第5話 馬車の中で③
クルトは私の手のこうをそっと撫でる。
私がそんな彼の仕草にびくりと体を震わせる所を見て、クルトは少し笑いつつ言った。
「俺はあなたにどうやら、とびきり執着しているようなんです。こんな感情、本当なら任務の終了とと共に捨ててしまいたかったんですが、あなたが変な事をするものですから、カッとなってここまで攫ってしまいました、あーあ」
……執着? クルトが私に?
それを俗に言う恋とか愛のような、甘い意味で受け取ろうとしてしまう呑気な自分を、頭の中で端の方に押しやり、私はクルトに問いかける。

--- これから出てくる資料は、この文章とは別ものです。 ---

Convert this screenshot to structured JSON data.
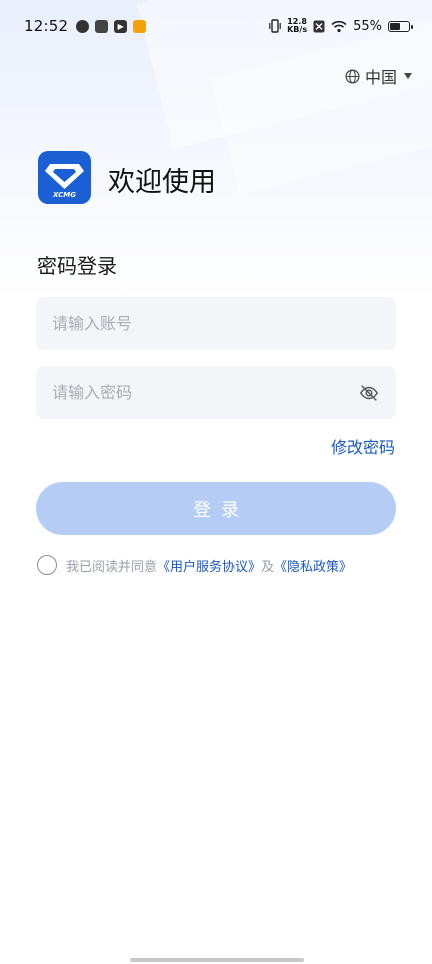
{
  "status_bar": {
    "time": "12:52",
    "left_icons": [
      "app-icon-1",
      "app-icon-2",
      "app-icon-3",
      "app-icon-4"
    ],
    "net_speed_value": "12.8",
    "net_speed_unit": "KB/s",
    "battery": "55%",
    "battery_level": 0.55
  },
  "region": {
    "label": "中国",
    "icon": "globe-icon"
  },
  "header": {
    "logo_text": "XCMG",
    "welcome": "欢迎使用"
  },
  "form": {
    "title": "密码登录",
    "account_placeholder": "请输入账号",
    "password_placeholder": "请输入密码",
    "forgot_label": "修改密码",
    "login_label": "登录"
  },
  "agreement": {
    "prefix": "我已阅读并同意",
    "user_agreement": "《用户服务协议》",
    "conjunction": "及",
    "privacy_policy": "《隐私政策》"
  },
  "colors": {
    "accent": "#1a58c2",
    "button_disabled": "#b5cdf5",
    "input_bg": "#f4f5f8"
  }
}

「いや、あーあって言われても……つまり、私を攫ったのは、単なる私情って事なの?」
「言ってしまえば、そうです。お嬢様にはこんな俺は嫌われてしまったかもしれませんね」
「……いや……別に嫌いでは……?」
私は言葉を途中で止め、口元を押さえる。自分をフローティス家の命運のかかった大事な大事な結婚式の前夜に誘拐した男に対して、嫌いじゃないとか言うのはあまりにもどうなんだ。

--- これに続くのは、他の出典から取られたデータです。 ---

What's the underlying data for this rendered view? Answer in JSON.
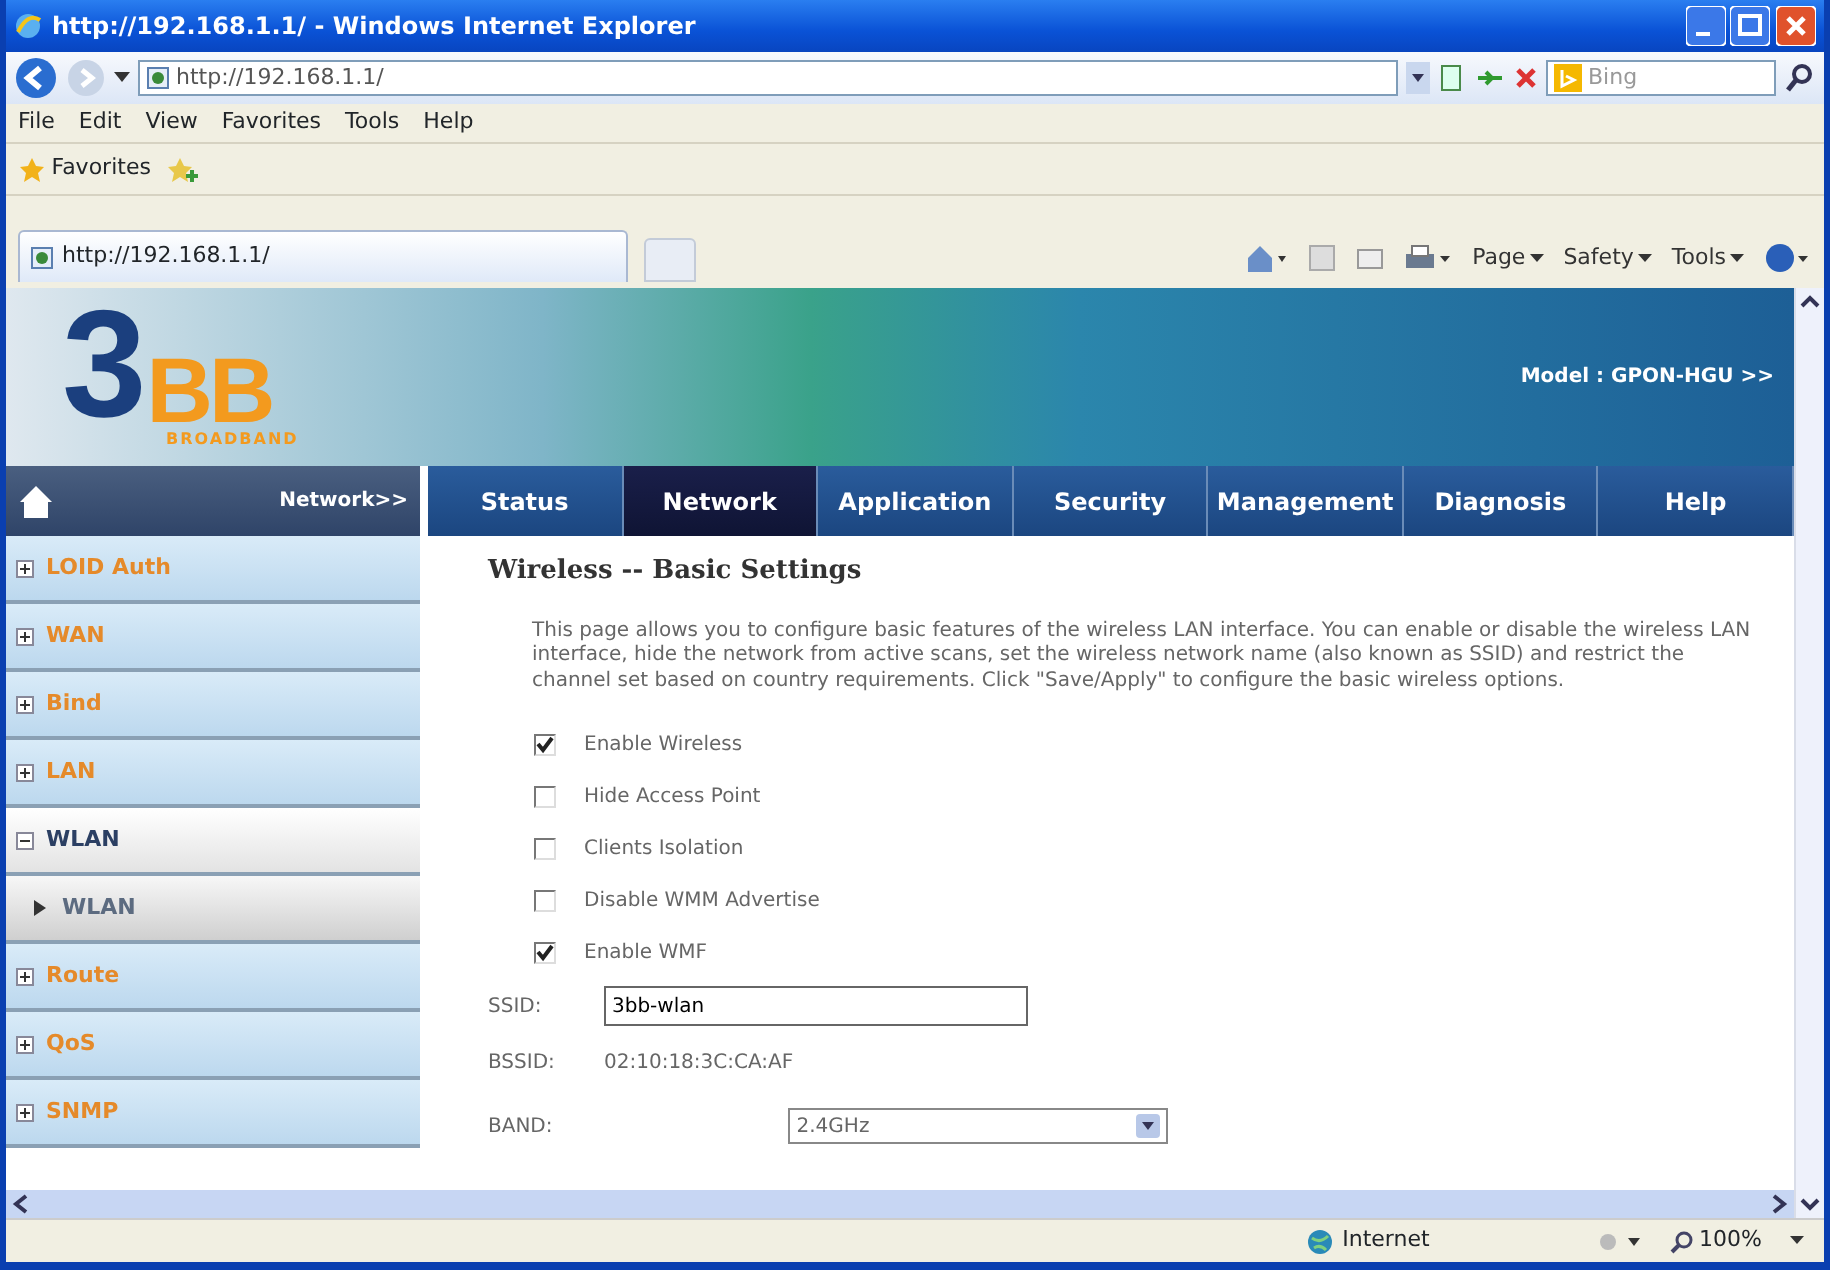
{
  "window": {
    "title": "http://192.168.1.1/ - Windows Internet Explorer"
  },
  "address_bar": {
    "url": "http://192.168.1.1/"
  },
  "search": {
    "placeholder": "Bing"
  },
  "menu": [
    "File",
    "Edit",
    "View",
    "Favorites",
    "Tools",
    "Help"
  ],
  "favorites_bar": {
    "label": "Favorites"
  },
  "browser_tab": {
    "title": "http://192.168.1.1/"
  },
  "command_bar": [
    "Page",
    "Safety",
    "Tools"
  ],
  "page": {
    "logo": {
      "numeral": "3",
      "letters": "BB",
      "tagline": "BROADBAND"
    },
    "model": "Model : GPON-HGU >>",
    "breadcrumb": "Network>>",
    "tabs": [
      {
        "label": "Status",
        "selected": false
      },
      {
        "label": "Network",
        "selected": true
      },
      {
        "label": "Application",
        "selected": false
      },
      {
        "label": "Security",
        "selected": false
      },
      {
        "label": "Management",
        "selected": false
      },
      {
        "label": "Diagnosis",
        "selected": false
      },
      {
        "label": "Help",
        "selected": false
      }
    ],
    "sidebar": {
      "items": [
        {
          "label": "LOID Auth",
          "expanded": false
        },
        {
          "label": "WAN",
          "expanded": false
        },
        {
          "label": "Bind",
          "expanded": false
        },
        {
          "label": "LAN",
          "expanded": false
        },
        {
          "label": "WLAN",
          "expanded": true,
          "children": [
            {
              "label": "WLAN",
              "selected": true
            }
          ]
        },
        {
          "label": "Route",
          "expanded": false
        },
        {
          "label": "QoS",
          "expanded": false
        },
        {
          "label": "SNMP",
          "expanded": false
        }
      ]
    },
    "heading": "Wireless -- Basic Settings",
    "description": "This page allows you to configure basic features of the wireless LAN interface. You can enable or disable the wireless LAN interface, hide the network from active scans, set the wireless network name (also known as SSID) and restrict the channel set based on country requirements. Click \"Save/Apply\" to configure the basic wireless options.",
    "options": [
      {
        "label": "Enable Wireless",
        "checked": true
      },
      {
        "label": "Hide Access Point",
        "checked": false
      },
      {
        "label": "Clients Isolation",
        "checked": false
      },
      {
        "label": "Disable WMM Advertise",
        "checked": false
      },
      {
        "label": "Enable WMF",
        "checked": true
      }
    ],
    "ssid": {
      "label": "SSID:",
      "value": "3bb-wlan"
    },
    "bssid": {
      "label": "BSSID:",
      "value": "02:10:18:3C:CA:AF"
    },
    "band": {
      "label": "BAND:",
      "value": "2.4GHz"
    }
  },
  "status_bar": {
    "zone": "Internet",
    "zoom": "100%"
  }
}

表情は務めて変えないようにしていたが、クルトは私の内面の中で感情がさざ波立っているのを気づいたのか、ふっと表情を緩めた。
「そうですよね。俺の事は他の男に嫁ぐ前日にキスをする程に「好きだった」んですもんね」
そんな風に挑発的に言うクルトに、私は苛立ちと羞恥心で顔が真っ赤になった。
目覚める前に私がクルトにしてしまった事を思い出す。あれはこれでお別れだから出来た事で、本人にこうして指摘されると死にたくなる。
「あれは違うわ、これでお別れと聞いたから、私の存在をクルトに刻みつけたくなっただけよ」
大変早口言葉にはなったが、よし、これで完璧に誤魔化せた筈と核心する。が、そうは上手くいかなかった。

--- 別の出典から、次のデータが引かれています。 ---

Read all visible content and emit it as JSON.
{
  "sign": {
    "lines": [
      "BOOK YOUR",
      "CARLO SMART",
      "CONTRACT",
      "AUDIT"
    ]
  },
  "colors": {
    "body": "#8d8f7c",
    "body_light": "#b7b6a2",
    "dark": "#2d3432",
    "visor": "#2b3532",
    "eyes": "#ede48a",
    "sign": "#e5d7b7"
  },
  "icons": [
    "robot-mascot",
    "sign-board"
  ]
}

「それは俺の事が好きだと言っているようなものでは? 俺の事が好きだから、俺に忘れられたくなかっただとか、思い出を作りたいだとか思ったのでしょう? 今まで付き合ってきた人間の中でもそういって俺に爪痕をつけようとしてきた女はいましたし」
「……うっ……!? 違う違う絶対に違うわ、私はあなたみたいな誘拐犯なんて取っちめて、早く家に戻って、結婚式に間に合わないといけないんだから」
私は焦りに焦った。ここまで的確に私からクルトへの気持ちを指摘されるとは。
普段は一度考えてから言葉にするタイプの人間なのに、今は頭が沸騰したような何も考えられない状態で、言葉だけが馬鹿みたいにすらすら出てくる。